Dayanışma, arkadaşlar ve sosyal destek hakkında neler söylersiniz?
Dayanışma ve sosyalizasyon bizlerin yani gelişkin memelilerin en etkili destek kaynaklarından bir tanesi. Sosyal destek içerisinde olduğumuzda yani kendimizi bir bakıma güvende hissettiğimizde bedenen, duygusal ve duyum olarak kendimizi korunmuş hissederek regülasyona daha rahat geçiyoruz.

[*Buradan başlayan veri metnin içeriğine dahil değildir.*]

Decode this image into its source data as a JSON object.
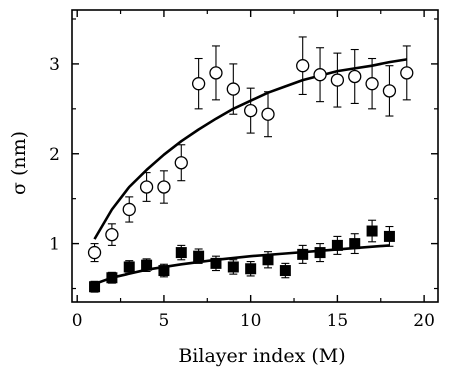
{
  "chart_data": {
    "type": "scatter",
    "xlabel": "Bilayer index (M)",
    "ylabel": "σ (nm)",
    "xlim": [
      -0.3,
      20.8
    ],
    "ylim": [
      0.35,
      3.6
    ],
    "x_ticks": [
      0,
      5,
      10,
      15,
      20
    ],
    "x_tick_labels": [
      "0",
      "5",
      "10",
      "15",
      "20"
    ],
    "y_ticks": [
      1,
      2,
      3
    ],
    "y_tick_labels": [
      "1",
      "2",
      "3"
    ],
    "grid": false,
    "legend": "none",
    "series": [
      {
        "marker": "open-circle",
        "x": [
          1,
          2,
          3,
          4,
          5,
          6,
          7,
          8,
          9,
          10,
          11,
          13,
          14,
          15,
          16,
          17,
          18,
          19
        ],
        "y": [
          0.9,
          1.1,
          1.38,
          1.63,
          1.63,
          1.9,
          2.78,
          2.9,
          2.72,
          2.48,
          2.44,
          2.98,
          2.88,
          2.82,
          2.86,
          2.78,
          2.7,
          2.9
        ],
        "error": [
          0.1,
          0.12,
          0.14,
          0.16,
          0.18,
          0.2,
          0.28,
          0.3,
          0.28,
          0.25,
          0.25,
          0.32,
          0.3,
          0.3,
          0.3,
          0.28,
          0.28,
          0.3
        ]
      },
      {
        "marker": "filled-square",
        "x": [
          1,
          2,
          3,
          4,
          5,
          6,
          7,
          8,
          9,
          10,
          11,
          12,
          13,
          14,
          15,
          16,
          17,
          18
        ],
        "y": [
          0.52,
          0.62,
          0.74,
          0.76,
          0.7,
          0.9,
          0.86,
          0.78,
          0.74,
          0.72,
          0.82,
          0.7,
          0.88,
          0.9,
          0.98,
          1.0,
          1.14,
          1.08
        ],
        "error": [
          0.06,
          0.06,
          0.07,
          0.07,
          0.07,
          0.08,
          0.08,
          0.08,
          0.08,
          0.08,
          0.09,
          0.08,
          0.1,
          0.1,
          0.1,
          0.11,
          0.12,
          0.11
        ]
      }
    ],
    "fit_curves": [
      {
        "x": [
          1,
          2,
          3,
          4,
          5,
          6,
          7,
          8,
          9,
          10,
          11,
          12,
          13,
          14,
          15,
          16,
          17,
          18,
          19
        ],
        "y": [
          1.05,
          1.38,
          1.63,
          1.82,
          1.99,
          2.14,
          2.27,
          2.39,
          2.5,
          2.59,
          2.68,
          2.75,
          2.82,
          2.87,
          2.92,
          2.95,
          2.98,
          3.02,
          3.05
        ]
      },
      {
        "x": [
          1,
          2,
          4,
          6,
          8,
          10,
          12,
          14,
          16,
          18
        ],
        "y": [
          0.55,
          0.62,
          0.71,
          0.77,
          0.82,
          0.86,
          0.89,
          0.92,
          0.95,
          0.98
        ]
      }
    ]
  }
}
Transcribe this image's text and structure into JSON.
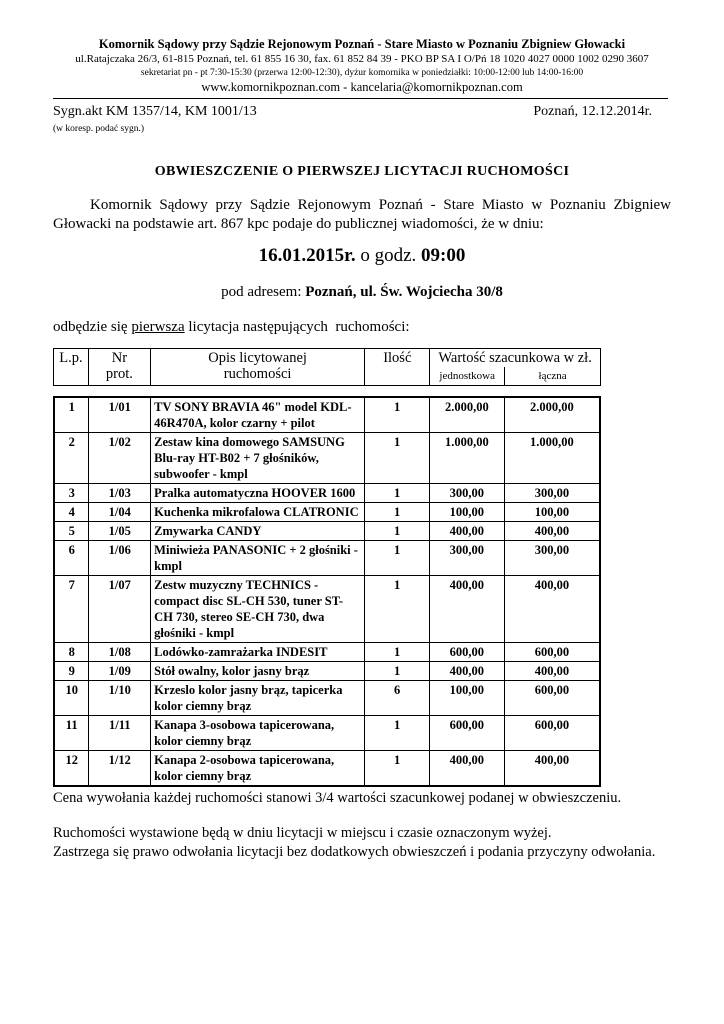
{
  "letterhead": {
    "name": "Komornik Sądowy przy Sądzie Rejonowym Poznań - Stare Miasto w Poznaniu Zbigniew Głowacki",
    "address": "ul.Ratajczaka 26/3, 61-815 Poznań, tel. 61 855 16 30, fax. 61 852 84 39 - PKO BP SA I O/Pń  18 1020 4027 0000 1002 0290 3607",
    "hours": "sekretariat  pn - pt 7:30-15:30 (przerwa 12:00-12:30), dyżur komornika w poniedziałki: 10:00-12:00 lub 14:00-16:00",
    "contact": "www.komornikpoznan.com  -  kancelaria@komornikpoznan.com"
  },
  "meta": {
    "sygn": "Sygn.akt KM 1357/14, KM 1001/13",
    "date": "Poznań, 12.12.2014r.",
    "note": "(w koresp. podać sygn.)"
  },
  "title": "OBWIESZCZENIE  O  PIERWSZEJ  LICYTACJI  RUCHOMOŚCI",
  "intro": "Komornik Sądowy przy Sądzie Rejonowym Poznań - Stare Miasto w Poznaniu Zbigniew Głowacki na podstawie art. 867 kpc podaje do publicznej wiadomości, że w dniu:",
  "when": {
    "date": "16.01.2015r.",
    "mid": " o godz. ",
    "time": "09:00"
  },
  "address": {
    "prefix": "pod adresem: ",
    "value": "Poznań, ul. Św. Wojciecha 30/8"
  },
  "lead": {
    "a": "odbędzie się ",
    "u": "pierwsza",
    "b": " licytacja następujących  ruchomości:"
  },
  "table": {
    "headers": {
      "lp": "L.p.",
      "nr1": "Nr",
      "nr2": "prot.",
      "opis1": "Opis licytowanej",
      "opis2": "ruchomości",
      "ilosc": "Ilość",
      "wartosc": "Wartość szacunkowa w zł.",
      "jedn": "jednostkowa",
      "lacz": "łączna"
    },
    "rows": [
      {
        "lp": "1",
        "nr": "1/01",
        "opis": "TV SONY BRAVIA 46\"  model KDL-46R470A, kolor czarny + pilot",
        "ilosc": "1",
        "jedn": "2.000,00",
        "lacz": "2.000,00"
      },
      {
        "lp": "2",
        "nr": "1/02",
        "opis": "Zestaw kina domowego SAMSUNG Blu-ray HT-B02 + 7 głośników, subwoofer  - kmpl",
        "ilosc": "1",
        "jedn": "1.000,00",
        "lacz": "1.000,00"
      },
      {
        "lp": "3",
        "nr": "1/03",
        "opis": "Pralka automatyczna HOOVER 1600",
        "ilosc": "1",
        "jedn": "300,00",
        "lacz": "300,00"
      },
      {
        "lp": "4",
        "nr": "1/04",
        "opis": "Kuchenka mikrofalowa CLATRONIC",
        "ilosc": "1",
        "jedn": "100,00",
        "lacz": "100,00"
      },
      {
        "lp": "5",
        "nr": "1/05",
        "opis": "Zmywarka CANDY",
        "ilosc": "1",
        "jedn": "400,00",
        "lacz": "400,00"
      },
      {
        "lp": "6",
        "nr": "1/06",
        "opis": "Miniwieża PANASONIC + 2 głośniki  - kmpl",
        "ilosc": "1",
        "jedn": "300,00",
        "lacz": "300,00"
      },
      {
        "lp": "7",
        "nr": "1/07",
        "opis": "Zestw muzyczny TECHNICS - compact disc SL-CH 530, tuner ST-CH 730, stereo SE-CH 730, dwa głośniki  - kmpl",
        "ilosc": "1",
        "jedn": "400,00",
        "lacz": "400,00"
      },
      {
        "lp": "8",
        "nr": "1/08",
        "opis": "Lodówko-zamrażarka INDESIT",
        "ilosc": "1",
        "jedn": "600,00",
        "lacz": "600,00"
      },
      {
        "lp": "9",
        "nr": "1/09",
        "opis": "Stół owalny, kolor jasny brąz",
        "ilosc": "1",
        "jedn": "400,00",
        "lacz": "400,00"
      },
      {
        "lp": "10",
        "nr": "1/10",
        "opis": "Krzeslo kolor jasny brąz, tapicerka kolor ciemny brąz",
        "ilosc": "6",
        "jedn": "100,00",
        "lacz": "600,00"
      },
      {
        "lp": "11",
        "nr": "1/11",
        "opis": "Kanapa 3-osobowa tapicerowana, kolor ciemny brąz",
        "ilosc": "1",
        "jedn": "600,00",
        "lacz": "600,00"
      },
      {
        "lp": "12",
        "nr": "1/12",
        "opis": "Kanapa 2-osobowa tapicerowana, kolor ciemny brąz",
        "ilosc": "1",
        "jedn": "400,00",
        "lacz": "400,00"
      }
    ]
  },
  "footer": {
    "price": "Cena wywołania każdej ruchomości stanowi 3/4 wartości szacunkowej podanej w obwieszczeniu.",
    "line1": "Ruchomości wystawione będą w dniu licytacji w miejscu i czasie oznaczonym wyżej.",
    "line2": "Zastrzega się prawo odwołania licytacji bez dodatkowych obwieszczeń i podania przyczyny odwołania."
  }
}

Yani gelen tehditlere, zorlanmalara karşı dengelenmemiz daha mümkün oluyor.
Dayanışma içinde destek olmak amaçlı yapılan her müdahalenin karşı tarafın alanına saygılı bir şekilde yapılması, herkesin ihtiyacının biricik olduğunun unutulmaması çok önemlidir.
İzmir’de Karşıyaka Anadolu Lisesi’nden mezun olduktan sonra yüksek başarı burslu olarak Koç Üniversitesi Psikoloji bölümünü bitirmiştir. 2011 yılında yolculuğunun rotası İstanbul’dan Ankara’ya çevrilmiş ve Orta Doğu Teknik Üniversitesi’nde “Aile Psikolojisi” Yüksek Lisans Programı’nı “The Relationship between Pornography Consumption and Sexual Satisfaction Based On The Theory of Planned Behavior” konulu projesiyle başarıyla tamamlamıştır. Aynı adlı projeyi Milano’da düzenlenen 14. Avrupa Psikoloji Kongresi’nde sunmuştur.
Yetişkin bireyler ile yaptığı çalışmalarında travma perspektifiyle EMDR, Somatik Deneyimleme ve Dışavurumcu Sanat Terapisi çatısı altında bütüncül bir yaklaşımla çalışırken, özellikle beden, zihin ve duygu durum bütünlüğünün korunarak ve bireylerin kendi kaynaklarının farkındalığının sağlanmasına eşlik etmektedir.